Ancestral Rites: The morning is first start off with 제사/ancestral rite ceremony. Family members wearing their hanboks will gather in front of a ritual table and will place an ancestral tablet and ritual foods according to the ancestral laws on the table. Afterwards, the ancestral rites begin with 세배/ deep bows to the ancestors. Children will do 세배 to the elders (parents/aunts/uncles/grandparents/etc) and the elders will give them money as a Seollal gift. They will then proceed with offerings and prayers. After saying farewell, all will eat the ritual foods. The main dish eaten is 떡국/ddeokgook (rice cake soup). After you eat 떡국, you are one year older. So some children will eat two bowls, so they will be two years older. After eating, children will perform 세배 to the elders (parents/aunts/uncles/grandparents/etc) and the elders will give them 세뱃돈/ New Year’s money as a gift
After eating, the younger generation will pay respects to the elders. They take a deep bow and present the elders with gifts. The elders accept and offer them their offerings and blessings for a prosperous year.
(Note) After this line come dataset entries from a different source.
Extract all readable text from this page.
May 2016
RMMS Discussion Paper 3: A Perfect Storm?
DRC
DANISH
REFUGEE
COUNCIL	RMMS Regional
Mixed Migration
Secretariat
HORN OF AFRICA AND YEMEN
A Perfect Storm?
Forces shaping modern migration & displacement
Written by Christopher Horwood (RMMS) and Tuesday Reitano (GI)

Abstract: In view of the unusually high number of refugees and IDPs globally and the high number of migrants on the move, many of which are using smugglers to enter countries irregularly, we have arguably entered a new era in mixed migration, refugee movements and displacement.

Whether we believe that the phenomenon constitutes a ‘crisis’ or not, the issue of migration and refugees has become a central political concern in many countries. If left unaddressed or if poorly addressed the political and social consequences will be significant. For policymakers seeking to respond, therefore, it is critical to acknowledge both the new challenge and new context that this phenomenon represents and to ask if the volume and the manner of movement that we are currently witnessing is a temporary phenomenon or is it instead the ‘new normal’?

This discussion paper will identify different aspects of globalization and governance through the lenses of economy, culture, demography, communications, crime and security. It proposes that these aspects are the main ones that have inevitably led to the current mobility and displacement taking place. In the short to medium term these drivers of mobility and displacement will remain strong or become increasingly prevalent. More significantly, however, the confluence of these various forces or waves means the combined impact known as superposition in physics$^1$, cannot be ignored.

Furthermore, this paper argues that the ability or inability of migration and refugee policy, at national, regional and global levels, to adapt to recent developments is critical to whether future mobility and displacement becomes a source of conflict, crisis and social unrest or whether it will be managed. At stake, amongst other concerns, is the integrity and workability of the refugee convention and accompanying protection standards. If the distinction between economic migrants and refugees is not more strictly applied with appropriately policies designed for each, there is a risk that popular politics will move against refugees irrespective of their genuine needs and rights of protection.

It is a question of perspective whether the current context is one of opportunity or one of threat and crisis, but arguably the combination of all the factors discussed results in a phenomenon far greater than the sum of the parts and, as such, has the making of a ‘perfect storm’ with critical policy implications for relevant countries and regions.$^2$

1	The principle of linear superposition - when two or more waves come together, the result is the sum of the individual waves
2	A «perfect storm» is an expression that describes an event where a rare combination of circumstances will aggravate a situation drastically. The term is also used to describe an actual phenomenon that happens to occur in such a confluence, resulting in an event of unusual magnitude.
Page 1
Folk games: After doing ancestral rites, Korean will often play folk games. Some of these games are yutnori, jegichagi, neolttwigi, and paengichigi.
윷놀이/Yutnori-board game played with sticks
제기차기/Jegichagi-game played with the foot
파엔기치기/pa-engichgi-goal is to knock over the other person’s spinning top
Gifts: Some popular gifts given on Seollal are money (of course), ginseng, honey, health products, toiletry, spam, tuna, and hangwa (see below).
Food: There are numerous traditional dishes that can be eaten during Seollal. Some of these are rice, ddeokgook (see above), kimchi, mandu dumplings, Korean pancakes, hangwa, and many other dishes.
If you ever go to Korea for Seollal, make sure to visit the palaces, parks, and theme parks. Seollal is pretty much a pretty quiet day, besides family visiting relatives..But the palaces, parks, and theme parks are the busiest during Seollal; they offer tourists traditional games to play and events to enjoy.
If you know a Korean/visit a Korean community during the Lunar New Year, make sure to say “새해 복 많이 받으세요! (sae hae bong mah-ni bah-deu se yo)” to them. Or if you know someone who is Chinese/visit a Chinese community, make sure to say “新年快樂! (gong shee fa cai)” to them.